WASHINGTON — Bankers weren't the only industry irked when credit union leaders "Hiked the Hill' during CUNA's GAC conference this year.
The Retail Industry Leaders Association took a swipe at CUNA and the CU community on Wednesday releasing a statement charging that credit union lobbyists have suddenly "changed their story."
Jim Nussle, CUNA's president and CEO, wasted no time in firing back with a statement of his own, charging retailers with "playing shell games over merchant data breaches" and saying RILA is attempting to seize on a "nuance" to distract from the "real problem."
A day of snippy words began with a press release by the retailers' trade group noting that America's credit unions are "out with their new talking points" at GAC this year, which included what RILA described as a "major shift in strategy."
CUNA is "now claiming that [CUs] are reimbursed too slowly by retailers following data breaches, while in the past they claimed not to be reimbursed at all," RILA wrote. "This is not the first instance of credit unions expressing concern over cash flow. CUNA is the same organization, after all, that issued a report last year in which they noted their fear of continued job growth because it meant lower loan delinquency rates ( i.e. less money for them to collect)."
The RILA statement went on to bring up EMV cards, noting, "Inexplicably, nowhere does CUNA express a willingness to advocate for what data shows their customers really want: more secure "chip-and-PIN" payment cards."
The retailers' association used a statement former CUNA CEO Bill Cheney made in January 2104, juxtaposed with a quote from last week by Ryan Donovan (CUNA's chief advocacy officer) to assert CUNA is making two different "claims." The Cheney statement referenced the Target breach and the fact CUs have not been reimbursed for their expenses. The Donovan statement said the reimbursement process is too slow.
RILA's position: Visa and MasterCard control reimbursements via contractual agreements.

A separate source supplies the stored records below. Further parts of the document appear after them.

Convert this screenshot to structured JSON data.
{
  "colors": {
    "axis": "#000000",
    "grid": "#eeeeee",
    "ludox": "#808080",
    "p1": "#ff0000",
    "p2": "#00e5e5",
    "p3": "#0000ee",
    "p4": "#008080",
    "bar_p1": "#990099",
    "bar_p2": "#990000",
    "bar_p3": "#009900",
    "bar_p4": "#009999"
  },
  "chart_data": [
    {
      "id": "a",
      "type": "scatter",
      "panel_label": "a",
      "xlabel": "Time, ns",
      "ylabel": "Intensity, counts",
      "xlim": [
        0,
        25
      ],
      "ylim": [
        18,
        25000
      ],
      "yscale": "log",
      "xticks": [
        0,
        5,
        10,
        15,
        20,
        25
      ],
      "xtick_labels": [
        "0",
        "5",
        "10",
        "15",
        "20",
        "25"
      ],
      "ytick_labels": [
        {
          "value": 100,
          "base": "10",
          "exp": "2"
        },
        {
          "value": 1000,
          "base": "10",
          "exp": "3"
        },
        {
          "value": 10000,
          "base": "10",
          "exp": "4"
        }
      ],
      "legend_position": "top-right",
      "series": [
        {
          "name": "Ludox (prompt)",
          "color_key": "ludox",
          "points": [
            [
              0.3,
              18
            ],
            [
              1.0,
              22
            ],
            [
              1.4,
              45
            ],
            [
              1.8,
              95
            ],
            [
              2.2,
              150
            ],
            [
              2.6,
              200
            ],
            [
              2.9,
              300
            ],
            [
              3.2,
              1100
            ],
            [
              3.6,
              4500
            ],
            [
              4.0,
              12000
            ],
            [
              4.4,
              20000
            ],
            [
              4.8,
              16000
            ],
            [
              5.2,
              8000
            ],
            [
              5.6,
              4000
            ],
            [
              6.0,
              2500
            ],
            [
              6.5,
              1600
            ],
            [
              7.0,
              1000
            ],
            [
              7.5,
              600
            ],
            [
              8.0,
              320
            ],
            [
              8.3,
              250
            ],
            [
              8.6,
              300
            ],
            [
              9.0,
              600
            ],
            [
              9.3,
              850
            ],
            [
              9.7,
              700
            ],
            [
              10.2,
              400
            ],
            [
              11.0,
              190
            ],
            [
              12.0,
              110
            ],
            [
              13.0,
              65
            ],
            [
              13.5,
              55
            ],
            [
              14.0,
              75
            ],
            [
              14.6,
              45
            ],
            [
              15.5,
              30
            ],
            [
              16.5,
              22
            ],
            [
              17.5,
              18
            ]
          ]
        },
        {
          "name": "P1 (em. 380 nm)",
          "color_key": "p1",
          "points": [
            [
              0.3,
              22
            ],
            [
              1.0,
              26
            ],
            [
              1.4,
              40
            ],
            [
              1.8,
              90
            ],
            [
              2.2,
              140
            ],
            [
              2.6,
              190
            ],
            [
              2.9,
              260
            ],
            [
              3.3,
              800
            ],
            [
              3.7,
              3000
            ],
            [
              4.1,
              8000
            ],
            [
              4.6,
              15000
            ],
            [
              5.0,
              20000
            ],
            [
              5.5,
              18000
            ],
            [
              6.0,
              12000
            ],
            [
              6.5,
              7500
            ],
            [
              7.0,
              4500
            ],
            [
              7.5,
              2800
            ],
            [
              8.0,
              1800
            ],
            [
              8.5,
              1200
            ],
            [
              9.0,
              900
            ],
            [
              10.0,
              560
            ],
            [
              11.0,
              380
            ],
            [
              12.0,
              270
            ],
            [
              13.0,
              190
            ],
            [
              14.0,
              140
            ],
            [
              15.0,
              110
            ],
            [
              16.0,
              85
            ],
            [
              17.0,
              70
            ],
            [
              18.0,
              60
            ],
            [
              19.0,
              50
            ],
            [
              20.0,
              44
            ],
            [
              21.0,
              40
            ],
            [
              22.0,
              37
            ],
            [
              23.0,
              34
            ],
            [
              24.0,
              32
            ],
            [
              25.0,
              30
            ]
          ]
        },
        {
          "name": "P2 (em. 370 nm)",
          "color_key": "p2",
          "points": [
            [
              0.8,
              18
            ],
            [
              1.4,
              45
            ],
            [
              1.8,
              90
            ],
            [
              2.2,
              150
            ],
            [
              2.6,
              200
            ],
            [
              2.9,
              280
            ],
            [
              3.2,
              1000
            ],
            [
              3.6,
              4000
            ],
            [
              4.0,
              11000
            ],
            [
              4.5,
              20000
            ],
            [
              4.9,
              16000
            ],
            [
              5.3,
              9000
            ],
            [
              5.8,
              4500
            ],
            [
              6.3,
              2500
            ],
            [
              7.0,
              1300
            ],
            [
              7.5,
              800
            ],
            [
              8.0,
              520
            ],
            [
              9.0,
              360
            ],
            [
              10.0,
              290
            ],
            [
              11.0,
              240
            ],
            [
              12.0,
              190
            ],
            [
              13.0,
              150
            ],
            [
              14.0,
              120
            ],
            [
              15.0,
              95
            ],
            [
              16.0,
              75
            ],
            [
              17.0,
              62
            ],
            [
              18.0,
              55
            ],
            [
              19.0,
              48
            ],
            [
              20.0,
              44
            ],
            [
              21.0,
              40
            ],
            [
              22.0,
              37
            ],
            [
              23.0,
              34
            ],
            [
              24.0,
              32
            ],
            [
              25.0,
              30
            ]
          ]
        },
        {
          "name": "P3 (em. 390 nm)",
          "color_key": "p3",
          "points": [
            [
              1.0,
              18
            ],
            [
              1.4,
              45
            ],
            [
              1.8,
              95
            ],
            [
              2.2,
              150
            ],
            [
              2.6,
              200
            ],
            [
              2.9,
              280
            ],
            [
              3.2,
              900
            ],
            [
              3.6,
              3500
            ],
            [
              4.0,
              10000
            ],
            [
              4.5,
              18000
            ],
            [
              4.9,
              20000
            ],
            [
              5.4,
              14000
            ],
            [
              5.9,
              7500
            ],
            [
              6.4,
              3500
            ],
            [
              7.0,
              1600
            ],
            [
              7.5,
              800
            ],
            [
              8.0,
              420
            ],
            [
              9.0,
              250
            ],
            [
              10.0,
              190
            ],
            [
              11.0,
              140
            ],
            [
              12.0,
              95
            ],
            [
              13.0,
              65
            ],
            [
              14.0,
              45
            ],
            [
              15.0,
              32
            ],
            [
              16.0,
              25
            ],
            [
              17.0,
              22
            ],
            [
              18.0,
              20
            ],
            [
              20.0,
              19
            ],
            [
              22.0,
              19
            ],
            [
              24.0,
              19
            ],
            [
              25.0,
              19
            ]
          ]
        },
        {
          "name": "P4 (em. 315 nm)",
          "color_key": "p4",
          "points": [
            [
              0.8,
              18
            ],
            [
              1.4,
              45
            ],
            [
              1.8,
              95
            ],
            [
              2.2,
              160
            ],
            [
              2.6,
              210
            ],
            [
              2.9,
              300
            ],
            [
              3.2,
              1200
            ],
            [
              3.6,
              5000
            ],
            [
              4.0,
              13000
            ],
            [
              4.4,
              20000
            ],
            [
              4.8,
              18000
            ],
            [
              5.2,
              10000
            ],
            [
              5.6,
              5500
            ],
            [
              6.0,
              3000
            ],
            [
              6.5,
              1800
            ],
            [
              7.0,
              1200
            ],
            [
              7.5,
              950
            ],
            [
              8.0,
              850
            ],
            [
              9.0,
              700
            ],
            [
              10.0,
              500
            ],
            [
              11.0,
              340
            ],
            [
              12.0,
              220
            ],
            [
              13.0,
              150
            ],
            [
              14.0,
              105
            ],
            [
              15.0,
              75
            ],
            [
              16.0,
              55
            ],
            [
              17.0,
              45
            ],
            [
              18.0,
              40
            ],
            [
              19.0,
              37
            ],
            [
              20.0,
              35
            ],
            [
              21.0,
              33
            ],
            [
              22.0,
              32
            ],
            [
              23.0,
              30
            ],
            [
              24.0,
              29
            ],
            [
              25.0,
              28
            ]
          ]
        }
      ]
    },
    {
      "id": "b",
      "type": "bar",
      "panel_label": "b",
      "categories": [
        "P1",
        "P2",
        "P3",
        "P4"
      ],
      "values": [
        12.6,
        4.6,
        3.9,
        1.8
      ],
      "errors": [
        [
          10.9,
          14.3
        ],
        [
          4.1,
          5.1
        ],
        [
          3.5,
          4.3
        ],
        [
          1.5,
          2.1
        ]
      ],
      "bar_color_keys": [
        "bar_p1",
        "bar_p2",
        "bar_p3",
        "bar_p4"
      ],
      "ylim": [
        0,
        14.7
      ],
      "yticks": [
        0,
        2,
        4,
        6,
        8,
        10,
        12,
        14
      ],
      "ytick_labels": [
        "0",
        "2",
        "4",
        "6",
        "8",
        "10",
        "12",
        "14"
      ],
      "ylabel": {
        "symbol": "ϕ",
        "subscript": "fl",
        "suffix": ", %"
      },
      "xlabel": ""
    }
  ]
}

Nussle issued a terse statement that afternoon noting CUs still have not seen a dime from either the Target or Home Depot data breaches.
"We're 15 months from the Target breach yet credit unions have received nothing in terms of reimbursement. The same goes for the Home Depot breach. The merchants responsible for the largest breaches over the last two years have paid absolutely nothing while credit unions have had to pony up at least $90 million to cover the costs for merchant data breaches.
Now, the same day that retailers are playing shell games over merchant data breaches, a Verizon report found that a staggering 80% of merchants aren't even following the industry card security standards, meaning this is a problem sure to repeat itself.
The retailers are using a nuance in talking points to distract from the real problem: retailers are not protecting consumers' data, face no legal requirement to do so and get to watch as others fix the problems they create. The American public loses when the folks left holding the bag for merchant data breaches are the card-issuing credit unions and banks.
Consumers will benefit if the retailers would start following the industry security standards and support a strong federal data protection law that codifies a requirement that those who accept cards for payment follow the same standard as those who issue cards for payment."